I was expecting MS to open the floor with Copilot, then go into the demos with more Copilot, and finally bring it home with Copilot. However, this was not the case. The first part of their keynote was focused on hybrid work, which is a message that Cisco has been carrying for a few years.  Intelligent recap for phone calls was very cool and then being able to have Copilot use other assets and share outputs from the conversation with others was very cool. The voice isolation demo was a bit rough. I wonder if this is because MS has to do it all on software (Teams) while Cisco demos this on hardware.

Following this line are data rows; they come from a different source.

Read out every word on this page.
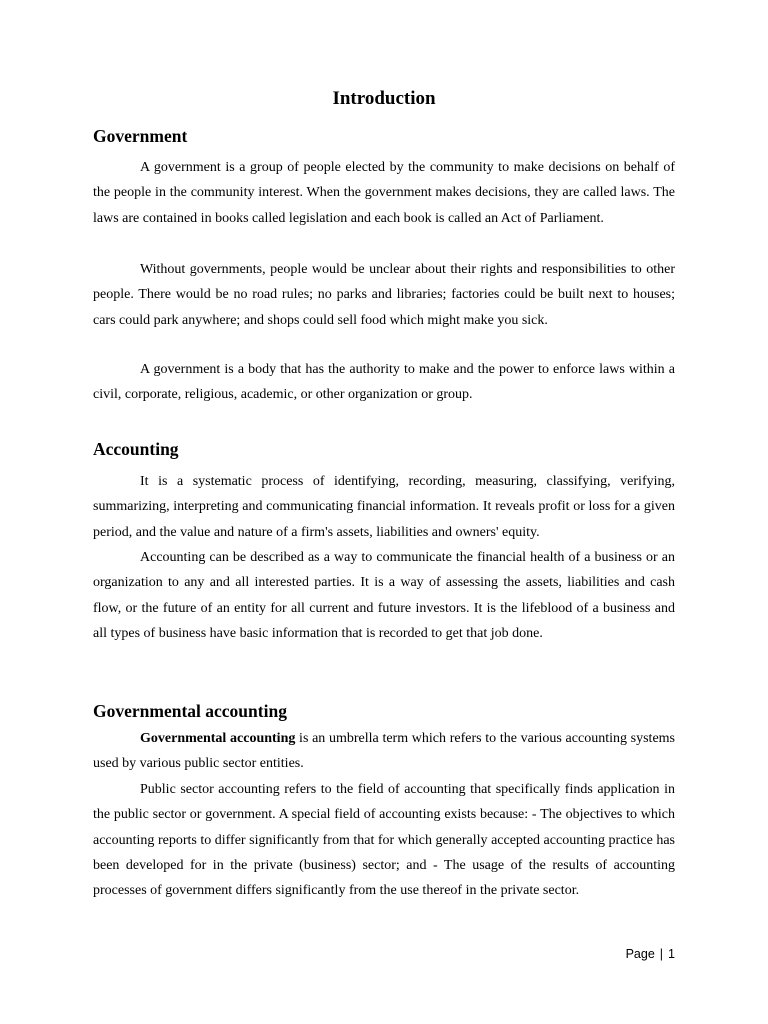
Introduction
Government

A government is a group of people elected by the community to make decisions on behalf of the people in the community interest. When the government makes decisions, they are called laws. The laws are contained in books called legislation and each book is called an Act of Parliament.

Without governments, people would be unclear about their rights and responsibilities to other people. There would be no road rules; no parks and libraries; factories could be built next to houses; cars could park anywhere; and shops could sell food which might make you sick.

A government is a body that has the authority to make and the power to enforce laws within a civil, corporate, religious, academic, or other organization or group.

Accounting

It is a systematic process of identifying, recording, measuring, classifying, verifying, summarizing, interpreting and communicating financial information. It reveals profit or loss for a given period, and the value and nature of a firm's assets, liabilities and owners' equity.

Accounting can be described as a way to communicate the financial health of a business or an organization to any and all interested parties. It is a way of assessing the assets, liabilities and cash flow, or the future of an entity for all current and future investors. It is the lifeblood of a business and all types of business have basic information that is recorded to get that job done.

Governmental accounting

Governmental accounting is an umbrella term which refers to the various accounting systems used by various public sector entities.

Public sector accounting refers to the field of accounting that specifically finds application in the public sector or government. A special field of accounting exists because: - The objectives to which accounting reports to differ significantly from that for which generally accepted accounting practice has been developed for in the private (business) sector; and - The usage of the results of accounting processes of government differs significantly from the use thereof in the private sector.

Page | 1
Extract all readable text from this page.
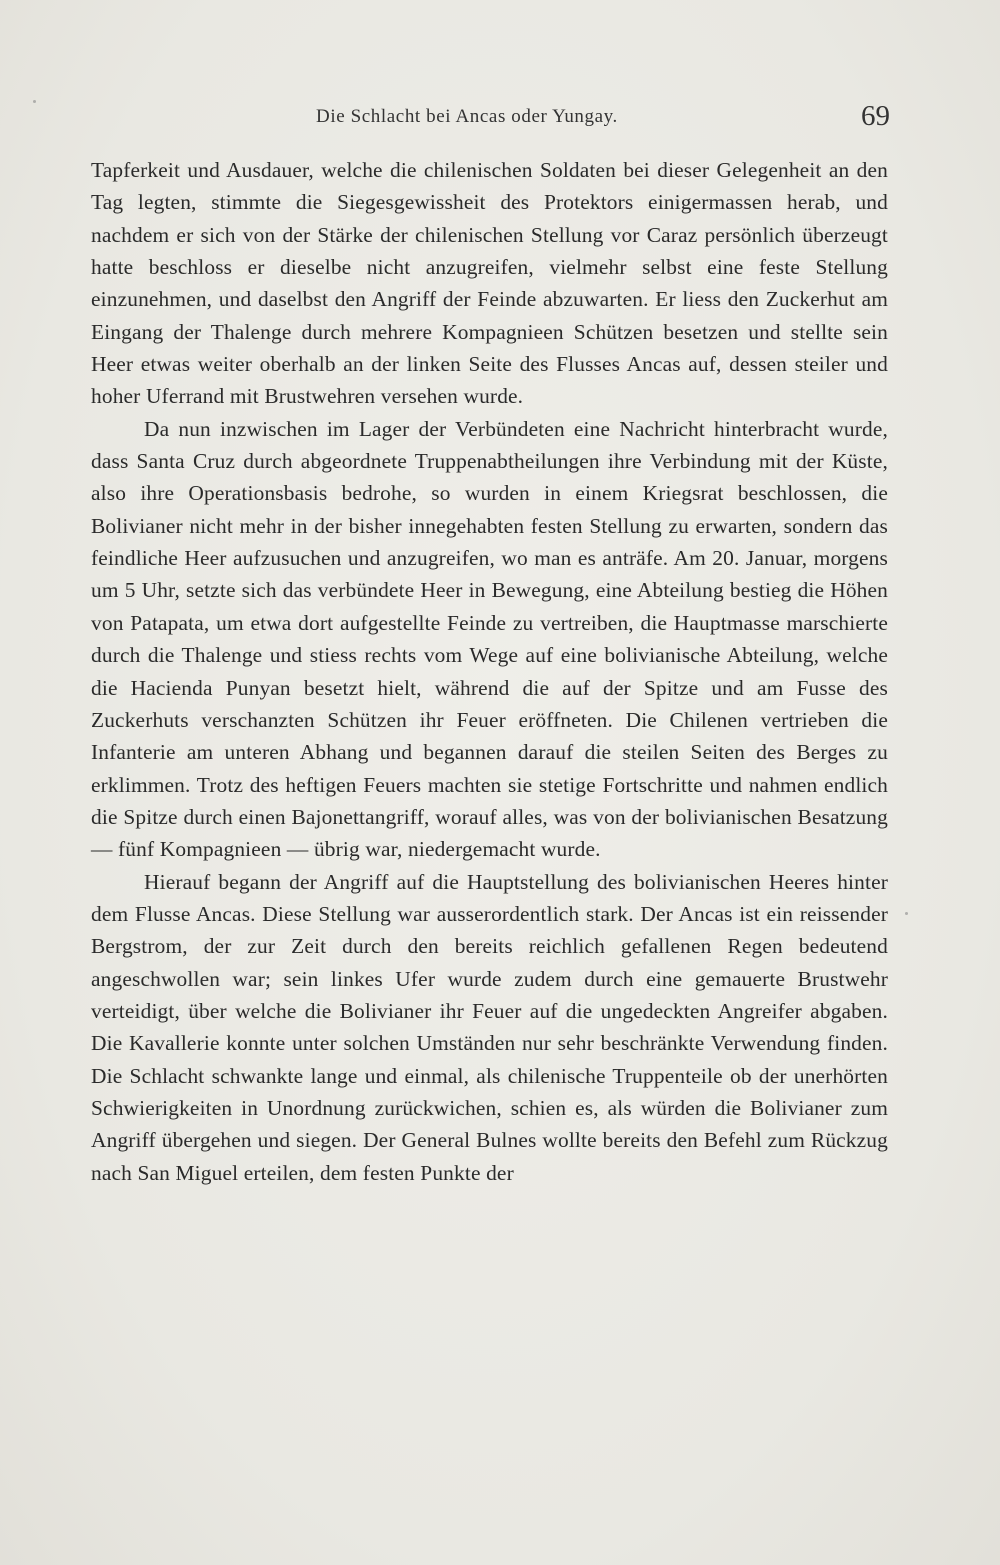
Die Schlacht bei Ancas oder Yungay.	69

Tapferkeit und Ausdauer, welche die chilenischen Soldaten bei dieser Gelegenheit an den Tag legten, stimmte die Siegesgewissheit des Protektors einigermassen herab, und nachdem er sich von der Stärke der chilenischen Stellung vor Caraz persönlich überzeugt hatte beschloss er dieselbe nicht anzugreifen, vielmehr selbst eine feste Stellung einzunehmen, und daselbst den Angriff der Feinde abzuwarten. Er liess den Zuckerhut am Eingang der Thalenge durch mehrere Kompagnieen Schützen besetzen und stellte sein Heer etwas weiter oberhalb an der linken Seite des Flusses Ancas auf, dessen steiler und hoher Uferrand mit Brustwehren versehen wurde.

Da nun inzwischen im Lager der Verbündeten eine Nachricht hinterbracht wurde, dass Santa Cruz durch abgeordnete Truppenabtheilungen ihre Verbindung mit der Küste, also ihre Operationsbasis bedrohe, so wurden in einem Kriegsrat beschlossen, die Bolivianer nicht mehr in der bisher innegehabten festen Stellung zu erwarten, sondern das feindliche Heer aufzusuchen und anzugreifen, wo man es anträfe. Am 20. Januar, morgens um 5 Uhr, setzte sich das verbündete Heer in Bewegung, eine Abteilung bestieg die Höhen von Patapata, um etwa dort aufgestellte Feinde zu vertreiben, die Hauptmasse marschierte durch die Thalenge und stiess rechts vom Wege auf eine bolivianische Abteilung, welche die Hacienda Punyan besetzt hielt, während die auf der Spitze und am Fusse des Zuckerhuts verschanzten Schützen ihr Feuer eröffneten. Die Chilenen vertrieben die Infanterie am unteren Abhang und begannen darauf die steilen Seiten des Berges zu erklimmen. Trotz des heftigen Feuers machten sie stetige Fortschritte und nahmen endlich die Spitze durch einen Bajonettangriff, worauf alles, was von der bolivianischen Besatzung — fünf Kompagnieen — übrig war, niedergemacht wurde.

Hierauf begann der Angriff auf die Hauptstellung des bolivianischen Heeres hinter dem Flusse Ancas. Diese Stellung war ausserordentlich stark. Der Ancas ist ein reissender Bergstrom, der zur Zeit durch den bereits reichlich gefallenen Regen bedeutend angeschwollen war; sein linkes Ufer wurde zudem durch eine gemauerte Brustwehr verteidigt, über welche die Bolivianer ihr Feuer auf die ungedeckten Angreifer abgaben. Die Kavallerie konnte unter solchen Umständen nur sehr beschränkte Verwendung finden. Die Schlacht schwankte lange und einmal, als chilenische Truppenteile ob der unerhörten Schwierigkeiten in Unordnung zurückwichen, schien es, als würden die Bolivianer zum Angriff übergehen und siegen. Der General Bulnes wollte bereits den Befehl zum Rückzug nach San Miguel erteilen, dem festen Punkte der
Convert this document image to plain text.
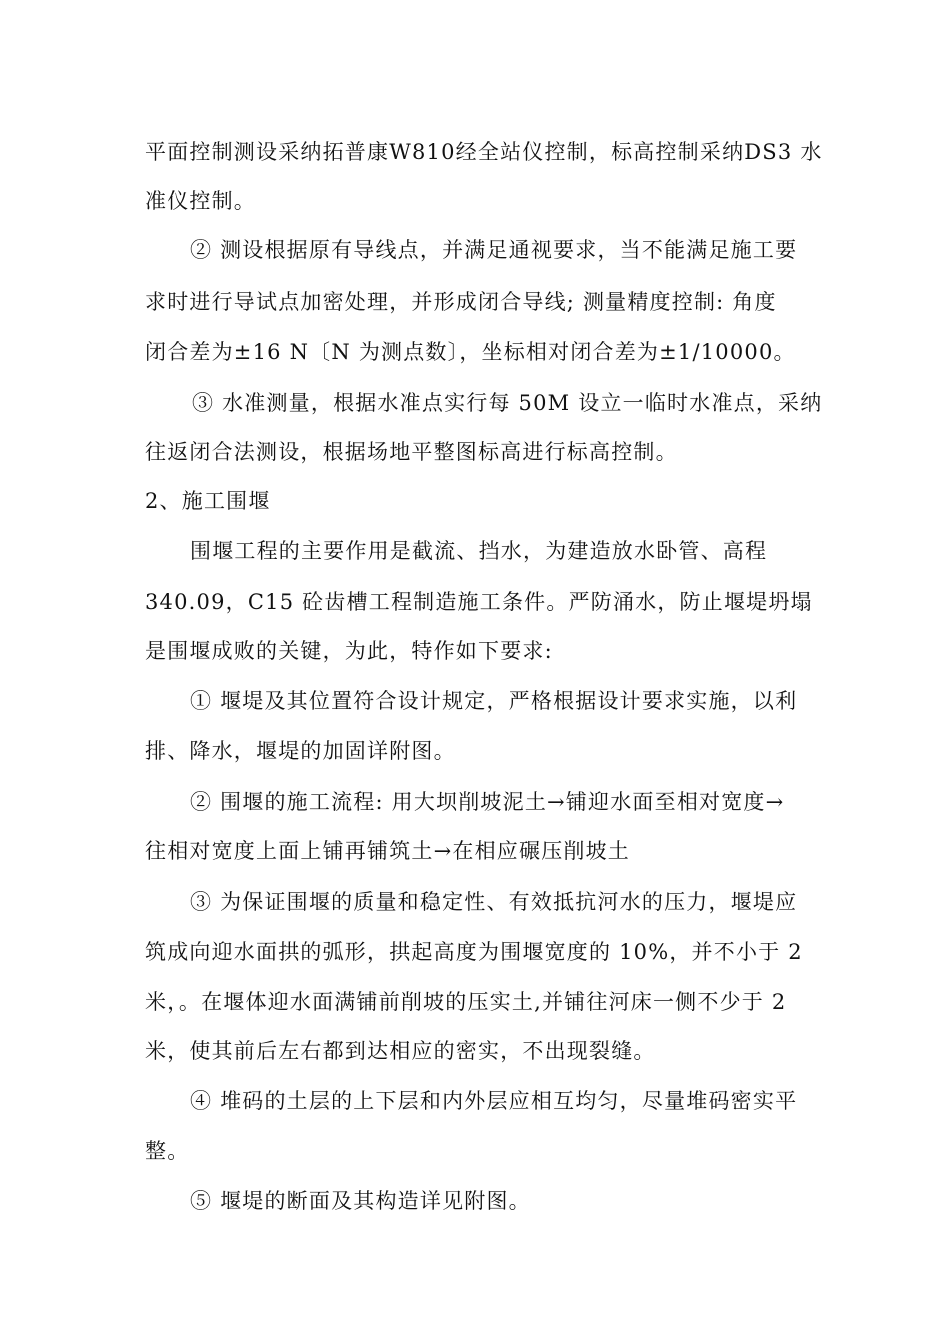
平面控制测设采纳拓普康W810经全站仪控制，标高控制采纳DS3 水
准仪控制。
② 测设根据原有导线点，并满足通视要求，当不能满足施工要
求时进行导试点加密处理，并形成闭合导线; 测量精度控制: 角度
闭合差为±16 N〔N 为测点数〕，坐标相对闭合差为±1/10000。
③ 水准测量，根据水准点实行每 50M 设立一临时水准点，采纳
往返闭合法测设，根据场地平整图标高进行标高控制。
2、施工围堰
围堰工程的主要作用是截流、挡水，为建造放水卧管、高程
340.09，C15 砼齿槽工程制造施工条件。严防涌水，防止堰堤坍塌
是围堰成败的关键，为此，特作如下要求:
① 堰堤及其位置符合设计规定，严格根据设计要求实施，以利
排、降水，堰堤的加固详附图。
② 围堰的施工流程: 用大坝削坡泥土→铺迎水面至相对宽度→
往相对宽度上面上铺再铺筑土→在相应碾压削坡土
③ 为保证围堰的质量和稳定性、有效抵抗河水的压力，堰堤应
筑成向迎水面拱的弧形，拱起高度为围堰宽度的 10%，并不小于 2
米，。在堰体迎水面满铺前削坡的压实土,并铺往河床一侧不少于 2
米，使其前后左右都到达相应的密实，不出现裂缝。
④ 堆码的土层的上下层和内外层应相互均匀，尽量堆码密实平
整。
⑤ 堰堤的断面及其构造详见附图。
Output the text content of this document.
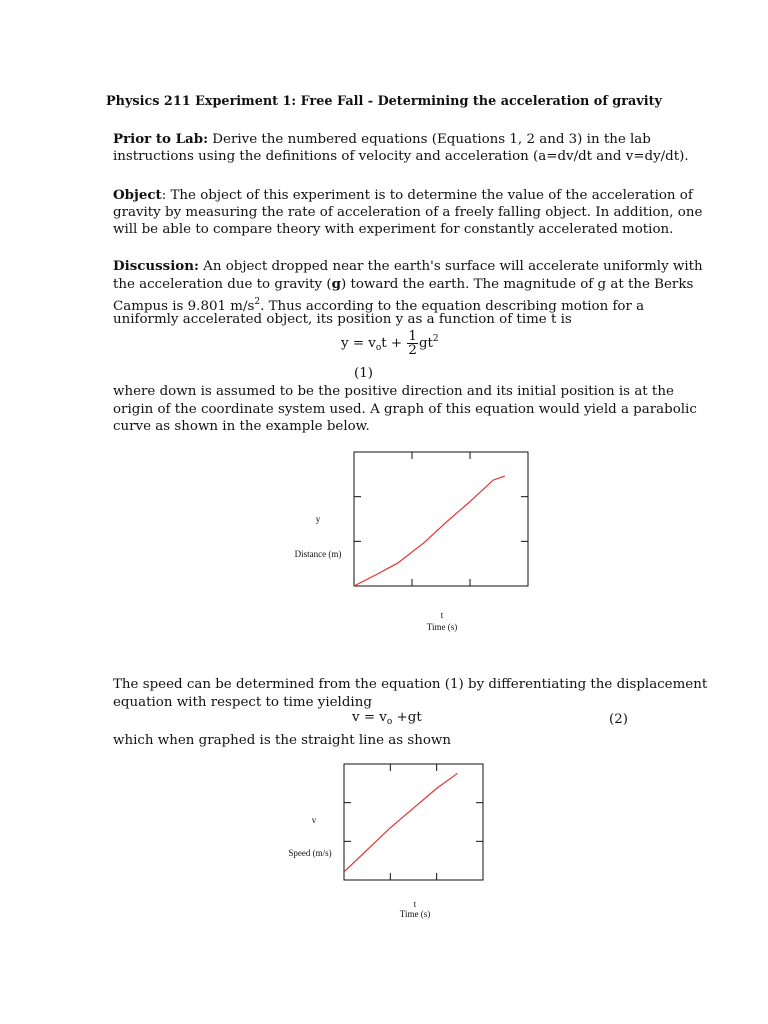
Physics 211 Experiment 1: Free Fall - Determining the acceleration of gravity
Prior to Lab: Derive the numbered equations (Equations 1, 2 and 3) in the lab
instructions using the definitions of velocity and acceleration (a=dv/dt and v=dy/dt).
Object: The object of this experiment is to determine the value of the acceleration of
gravity by measuring the rate of acceleration of a freely falling object. In addition, one
will be able to compare theory with experiment for constantly accelerated motion.
Discussion: An object dropped near the earth's surface will accelerate uniformly with
the acceleration due to gravity (g) toward the earth. The magnitude of g at the Berks
Campus is 9.801 $m/s^2$. Thus according to the equation describing motion for a
uniformly accelerated object, its position y as a function of time t is
$y = v_ot + \frac{1}{2} gt^2$
(1)
where down is assumed to be the positive direction and its initial position is at the
origin of the coordinate system used. A graph of this equation would yield a parabolic
curve as shown in the example below.
y
Distance (m)
t
Time (s)
The speed can be determined from the equation (1) by differentiating the displacement
equation with respect to time yielding
$v = v_o +gt$	(2)
which when graphed is the straight line as shown
v
Speed (m/s)
t
Time (s)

The new to me Teams Queue App was of most interest to me. This is the greatest thread to every CCaaS provider out there. The introduction of the Queues App is the first clear signal of a native contact center like feature and while the person who gave me the demo of this feature said 3 times that “this is not a call center”, it sure smelled like a call center to me. Having an agent and supervisor view, ability to queue voicemails, ability to monitor agents and take over calls, and access to raw data make this feature very compelling and a no brainier to deploy if you want to keep everything on Teams. If I was a vendor that has bolted on contact center functionality on top of Teams I would be worried. Now, I really don’t think we’re going to see a full fledged contact center from MS next year, but I do think in the next 5 years they will finally be there and would have done it incrementally anchoring everything around Teams.

Cisco

Live Keynote Recap: https://www.linkedin.com/posts/dmacias_entepriseconnect-activity-7178417256744329217-WOUg?utm_source=share&utm_medium=member_desktop

The items that stood out were dropped call detection and summarization. Not sure if this is based on conversation context or PSTN signaling. It was also interesting to see Cisco talking about going beyond LLMs to what they called real time media model (RTMM). In short, giving AI other dimensions to make decisions. Their noise suppression demo was much better’s than Microsoft’s, but their noise was being produced by toys which had repetitive audio which might be much easier to filter out as well as the fact that they own the hardware which could allow for better suppression all around. Finally, Cisco still has some of the most attractive hardware out there. Their designs are just slick and the release of the 9800 (https://www.webex.com/us/en/devices/phone-series/cisco-phone-9800-series.html) phone continues that trend.

Zoom

I was not there for the Zoom keynote, but I did sit down on one of the expo sessions and went to the floor to bug them about what all they were releasing. First, VM transcription feature was pretty cool. The ability to automatically crate tasks from the content and have the system automatically bring certain VMs to the top for immediate attention. One feature I had not seen before and I believe is new is email routing, which is something none of the other big players are doing natively. Finally, licensing seems very straightforward and easy to understand… looking at your MS.